The original plan would have achieved only 75 percent of its nitrogen pollution-reduction goal of 32 million pounds. The original and amended plan both identify an annual funding shortfall of over $320 million.
However, it’s important to remember that dirty water also has a price—in the form of lost fertilizers and soil from farmland, unhealthy streams that don’t support fishing and swimming, and landscapes that are less resilient to extreme weather like floods.
Next Steps: Opportunity Knocks
Any plan is only as effective as the financial, technical, and oversight support made at the state and federal levels to implement it.
State and federal leaders need to follow-through on pending legislation that supports the many boots on the ground, landowners, and communities working hard every day to protect and restore local rivers and streams. They want to do more.

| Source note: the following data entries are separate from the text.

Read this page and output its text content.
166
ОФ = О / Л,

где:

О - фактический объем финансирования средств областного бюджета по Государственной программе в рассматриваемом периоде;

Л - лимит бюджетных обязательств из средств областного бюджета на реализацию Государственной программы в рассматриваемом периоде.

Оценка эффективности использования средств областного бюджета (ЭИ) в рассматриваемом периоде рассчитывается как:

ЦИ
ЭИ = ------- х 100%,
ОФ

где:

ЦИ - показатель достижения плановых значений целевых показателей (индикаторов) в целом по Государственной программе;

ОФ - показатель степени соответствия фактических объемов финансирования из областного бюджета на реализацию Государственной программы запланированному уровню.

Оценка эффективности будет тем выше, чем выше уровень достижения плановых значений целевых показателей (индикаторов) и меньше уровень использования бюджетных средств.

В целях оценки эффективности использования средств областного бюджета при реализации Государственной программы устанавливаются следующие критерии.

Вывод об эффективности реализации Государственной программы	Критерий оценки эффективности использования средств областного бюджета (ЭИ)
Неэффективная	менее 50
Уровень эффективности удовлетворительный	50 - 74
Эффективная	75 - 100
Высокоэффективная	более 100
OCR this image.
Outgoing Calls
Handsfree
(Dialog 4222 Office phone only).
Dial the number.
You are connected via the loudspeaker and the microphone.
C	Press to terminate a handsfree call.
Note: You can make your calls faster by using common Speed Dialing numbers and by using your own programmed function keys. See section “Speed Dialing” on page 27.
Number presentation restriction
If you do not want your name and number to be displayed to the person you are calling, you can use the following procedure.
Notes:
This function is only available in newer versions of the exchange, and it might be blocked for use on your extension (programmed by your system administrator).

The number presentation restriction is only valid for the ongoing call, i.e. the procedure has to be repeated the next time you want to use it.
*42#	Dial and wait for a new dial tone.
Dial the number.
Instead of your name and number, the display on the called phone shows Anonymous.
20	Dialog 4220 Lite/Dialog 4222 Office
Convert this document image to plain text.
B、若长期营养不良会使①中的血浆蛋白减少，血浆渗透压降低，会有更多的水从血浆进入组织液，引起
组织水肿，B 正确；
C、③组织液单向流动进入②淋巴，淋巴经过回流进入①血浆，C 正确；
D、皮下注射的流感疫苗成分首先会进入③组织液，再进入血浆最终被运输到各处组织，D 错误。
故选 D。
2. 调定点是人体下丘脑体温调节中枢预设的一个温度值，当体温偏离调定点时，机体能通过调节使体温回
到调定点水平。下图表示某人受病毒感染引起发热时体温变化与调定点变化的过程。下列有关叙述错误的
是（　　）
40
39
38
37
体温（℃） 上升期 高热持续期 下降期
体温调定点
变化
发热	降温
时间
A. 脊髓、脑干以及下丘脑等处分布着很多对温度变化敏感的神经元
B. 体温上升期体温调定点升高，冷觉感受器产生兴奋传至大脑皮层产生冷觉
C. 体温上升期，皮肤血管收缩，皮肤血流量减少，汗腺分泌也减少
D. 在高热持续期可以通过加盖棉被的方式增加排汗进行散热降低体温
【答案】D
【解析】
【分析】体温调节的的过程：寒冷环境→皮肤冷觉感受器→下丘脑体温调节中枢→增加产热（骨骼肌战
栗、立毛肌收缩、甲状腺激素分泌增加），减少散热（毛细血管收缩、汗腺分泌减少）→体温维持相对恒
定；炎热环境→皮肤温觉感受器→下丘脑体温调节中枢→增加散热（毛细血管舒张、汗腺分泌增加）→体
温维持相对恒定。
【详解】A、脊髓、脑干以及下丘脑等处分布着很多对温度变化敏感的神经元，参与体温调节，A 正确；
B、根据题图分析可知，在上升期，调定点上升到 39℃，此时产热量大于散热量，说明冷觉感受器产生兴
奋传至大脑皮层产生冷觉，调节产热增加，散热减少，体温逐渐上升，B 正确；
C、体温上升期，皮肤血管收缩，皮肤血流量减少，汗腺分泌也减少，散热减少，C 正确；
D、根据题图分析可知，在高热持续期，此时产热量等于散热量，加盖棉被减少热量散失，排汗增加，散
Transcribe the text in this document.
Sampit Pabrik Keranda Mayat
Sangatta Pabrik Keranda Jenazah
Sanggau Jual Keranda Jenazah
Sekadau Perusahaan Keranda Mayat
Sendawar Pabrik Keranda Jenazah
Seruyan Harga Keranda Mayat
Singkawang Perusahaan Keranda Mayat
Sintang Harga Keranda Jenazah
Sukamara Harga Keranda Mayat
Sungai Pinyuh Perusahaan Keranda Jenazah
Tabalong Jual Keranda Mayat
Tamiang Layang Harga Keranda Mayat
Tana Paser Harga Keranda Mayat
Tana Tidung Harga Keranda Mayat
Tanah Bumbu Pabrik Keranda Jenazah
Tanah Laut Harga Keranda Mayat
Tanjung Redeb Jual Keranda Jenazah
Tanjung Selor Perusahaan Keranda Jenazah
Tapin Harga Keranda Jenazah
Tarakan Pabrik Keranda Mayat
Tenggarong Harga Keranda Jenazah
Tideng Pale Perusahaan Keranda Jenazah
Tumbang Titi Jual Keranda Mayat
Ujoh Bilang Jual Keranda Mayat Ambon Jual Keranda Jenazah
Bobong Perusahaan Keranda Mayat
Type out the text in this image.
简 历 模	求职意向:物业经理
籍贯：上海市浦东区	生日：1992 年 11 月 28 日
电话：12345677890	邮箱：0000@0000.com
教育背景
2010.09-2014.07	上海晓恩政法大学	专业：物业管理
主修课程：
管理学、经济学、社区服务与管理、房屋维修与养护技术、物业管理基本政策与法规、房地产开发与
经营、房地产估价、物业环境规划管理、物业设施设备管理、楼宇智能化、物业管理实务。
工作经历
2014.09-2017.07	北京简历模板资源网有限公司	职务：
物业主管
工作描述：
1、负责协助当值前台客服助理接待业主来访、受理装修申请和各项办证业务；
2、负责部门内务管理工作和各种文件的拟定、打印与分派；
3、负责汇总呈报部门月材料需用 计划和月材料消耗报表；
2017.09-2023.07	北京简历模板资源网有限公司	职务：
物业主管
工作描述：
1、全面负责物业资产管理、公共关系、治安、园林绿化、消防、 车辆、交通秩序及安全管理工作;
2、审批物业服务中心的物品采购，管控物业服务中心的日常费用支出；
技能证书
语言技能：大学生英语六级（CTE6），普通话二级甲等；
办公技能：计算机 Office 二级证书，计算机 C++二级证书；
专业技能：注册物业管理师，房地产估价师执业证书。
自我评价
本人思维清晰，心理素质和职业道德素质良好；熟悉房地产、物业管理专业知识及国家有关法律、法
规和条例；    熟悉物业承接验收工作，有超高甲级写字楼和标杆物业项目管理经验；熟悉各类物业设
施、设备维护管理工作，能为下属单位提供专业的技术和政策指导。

Without the commitment of Pennsylvania’s governor and General Assembly to provide sufficient funding, there is no reasonable assurance that the needed practices will be put on the ground.
Pennsylvania’s General Assembly is considering legislation that would establish a state Clean Streams Fund. This fund would invest $250 million of the state’s unallocated American Rescue Plan funding toward reducing the top three sources of stream pollution in the state. Half would go toward establishing a statewide farm conservation cost-share program administered by county conservation districts, called the Agricultural Conservation Assistance Program.
Recently, Governor Wolf’s administration announced $17.4 million to support local clean water planning and implementation efforts.
Federal funding, like the recent Bipartisan Infrastructure Law, should be used to further invest in the state’s Clean Water Blueprint. It is also critical for EPA to hold states accountable for progress and impose consequences for failure to meet their clean water obligations.